U.S. consumer confidence took a hit in July due to the resurgence of the Covid pandemic that began in mid-June. U.S. consumers are now aware that it will be a long haul before the pandemic is over, and they have turned more cautious. There is also renewed concern about the labor market as shutdowns continue and as broad swathes of the U.S. economy remain largely shut down, such as travel and entertainment.
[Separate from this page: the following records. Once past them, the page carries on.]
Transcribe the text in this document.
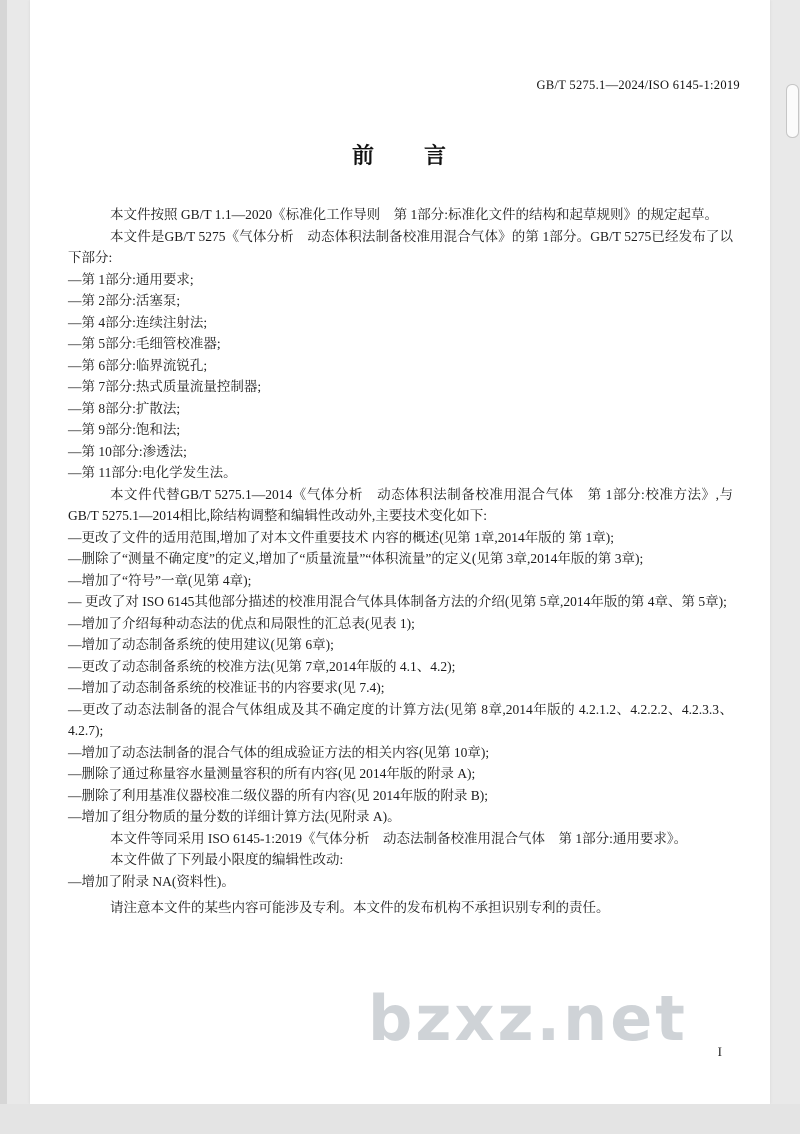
GB/T 5275.1—2024/ISO 6145-1:2019
前　　言

本文件按照 GB/T 1.1—2020《标准化工作导则　第 1部分:标准化文件的结构和起草规则》的规定起草。

本文件是GB/T 5275《气体分析　动态体积法制备校准用混合气体》的第 1部分。GB/T 5275已经发布了以下部分:

—第 1部分:通用要求;

—第 2部分:活塞泵;

—第 4部分:连续注射法;

—第 5部分:毛细管校准器;

—第 6部分:临界流锐孔;

—第 7部分:热式质量流量控制器;

—第 8部分:扩散法;

—第 9部分:饱和法;

—第 10部分:渗透法;

—第 11部分:电化学发生法。

本文件代替GB/T 5275.1—2014《气体分析　动态体积法制备校准用混合气体　第 1部分:校准方法》,与GB/T 5275.1—2014相比,除结构调整和编辑性改动外,主要技术变化如下:

—更改了文件的适用范围,增加了对本文件重要技术 内容的概述(见第 1章,2014年版的 第 1章);

—删除了“测量不确定度”的定义,增加了“质量流量”“体积流量”的定义(见第 3章,2014年版的第 3章);

—增加了“符号”一章(见第 4章);

— 更改了对 ISO 6145其他部分描述的校准用混合气体具体制备方法的介绍(见第 5章,2014年版的第 4章、第 5章);

—增加了介绍每种动态法的优点和局限性的汇总表(见表 1);

—增加了动态制备系统的使用建议(见第 6章);

—更改了动态制备系统的校准方法(见第 7章,2014年版的 4.1、4.2);

—增加了动态制备系统的校准证书的内容要求(见 7.4);

—更改了动态法制备的混合气体组成及其不确定度的计算方法(见第 8章,2014年版的 4.2.1.2、4.2.2.2、4.2.3.3、4.2.7);

—增加了动态法制备的混合气体的组成验证方法的相关内容(见第 10章);

—删除了通过称量容水量测量容积的所有内容(见 2014年版的附录 A);

—删除了利用基准仪器校准二级仪器的所有内容(见 2014年版的附录 B);

—增加了组分物质的量分数的详细计算方法(见附录 A)。

本文件等同采用 ISO 6145-1:2019《气体分析　动态法制备校准用混合气体　第 1部分:通用要求》。

本文件做了下列最小限度的编辑性改动:

—增加了附录 NA(资料性)。

请注意本文件的某些内容可能涉及专利。本文件的发布机构不承担识别专利的责任。

I
bzxz.net
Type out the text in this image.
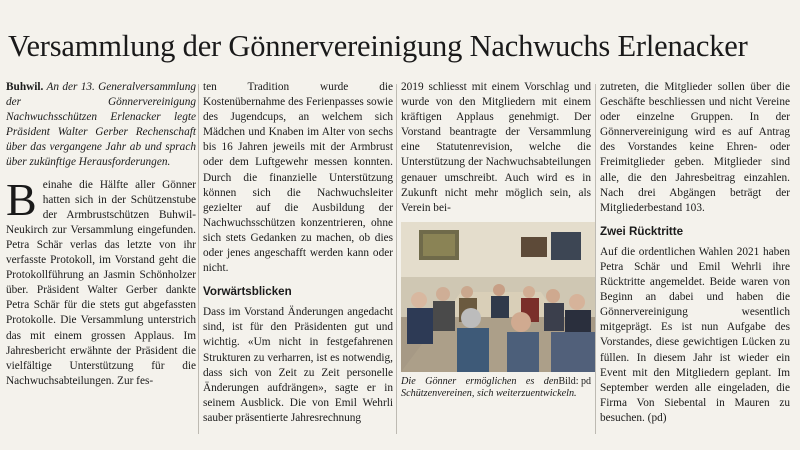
Versammlung der Gönnervereinigung Nachwuchs Erlenacker

Buhwil. An der 13. Generalversammlung der Gönnervereinigung Nachwuchsschützen Erlenacker legte Präsident Walter Gerber Rechenschaft über das vergangene Jahr ab und sprach über zukünftige Herausforderungen.

Beinahe die Hälfte aller Gönner hatten sich in der Schützenstube der Armbrustschützen Buhwil-Neukirch zur Versammlung eingefunden. Petra Schär verlas das letzte von ihr verfasste Protokoll, im Vorstand geht die Protokollführung an Jasmin Schönholzer über. Präsident Walter Gerber dankte Petra Schär für die stets gut abgefassten Protokolle. Die Versammlung unterstrich das mit einem grossen Applaus. Im Jahresbericht erwähnte der Präsident die vielfältige Unterstützung für die Nachwuchsabteilungen. Zur fes-

ten Tradition wurde die Kostenübernahme des Ferienpasses sowie des Jugendcups, an welchem sich Mädchen und Knaben im Alter von sechs bis 16 Jahren jeweils mit der Armbrust oder dem Luftgewehr messen konnten. Durch die finanzielle Unterstützung können sich die Nachwuchsleiter gezielter auf die Ausbildung der Nachwuchsschützen konzentrieren, ohne sich stets Gedanken zu machen, ob dies oder jenes angeschafft werden kann oder nicht.

Vorwärtsblicken

Dass im Vorstand Änderungen angedacht sind, ist für den Präsidenten gut und wichtig. «Um nicht in festgefahrenen Strukturen zu verharren, ist es notwendig, dass sich von Zeit zu Zeit personelle Änderungen aufdrängen», sagte er in seinem Ausblick. Die von Emil Wehrli sauber präsentierte Jahresrechnung

2019 schliesst mit einem Vorschlag und wurde von den Mitgliedern mit einem kräftigen Applaus genehmigt. Der Vorstand beantragte der Versammlung eine Statutenrevision, welche die Unterstützung der Nachwuchsabteilungen genauer umschreibt. Auch wird es in Zukunft nicht mehr möglich sein, als Verein bei-

Bild: pd
Die Gönner ermöglichen es den Schützenvereinen, sich weiterzuentwickeln.

zutreten, die Mitglieder sollen über die Geschäfte beschliessen und nicht Vereine oder einzelne Gruppen. In der Gönnervereinigung wird es auf Antrag des Vorstandes keine Ehren- oder Freimitglieder geben. Mitglieder sind alle, die den Jahresbeitrag einzahlen. Nach drei Abgängen beträgt der Mitgliederbestand 103.

Zwei Rücktritte

Auf die ordentlichen Wahlen 2021 haben Petra Schär und Emil Wehrli ihre Rücktritte angemeldet. Beide waren von Beginn an dabei und haben die Gönnervereinigung wesentlich mitgeprägt. Es ist nun Aufgabe des Vorstandes, diese gewichtigen Lücken zu füllen. In diesem Jahr ist wieder ein Event mit den Mitgliedern geplant. Im September werden alle eingeladen, die Firma Von Siebental in Mauren zu besuchen. (pd)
Initial unemployment claims have risen for the past two weeks, illustrating that the labor market is deteriorating rather than improving.
Core inflation expected unchanged even as inflation expectations reach 5-month high — The consensus is for today’s June PCE deflator to rise to +0.9% y/y from May’s 4-year low of +0.5%. The headline deflator is expected to rise mainly because of the sharp recovery in crude oil prices seen in May and June. Meanwhile, the June core PCE deflator is expected to be unchanged from the 9-year low of +1.0% y/y seen in April and May. On a 3-month annualized basis, the core PCE deflator in May was down -1.5%.
Despite the -10.8% plunge in the economy in the first half of 2020, the markets are not convinced that deflation is around the corner. In fact, inflation expectations have steadily risen in the past several months and are currently only mildly below where they were before the pandemic. The 10-year breakeven inflation expectations rate posted a panic low of 0.47% in March but has since recovered to 1.52%, which is near a 5-month high and is only 18 bp below the average of about 1.70% seen before the pandemic.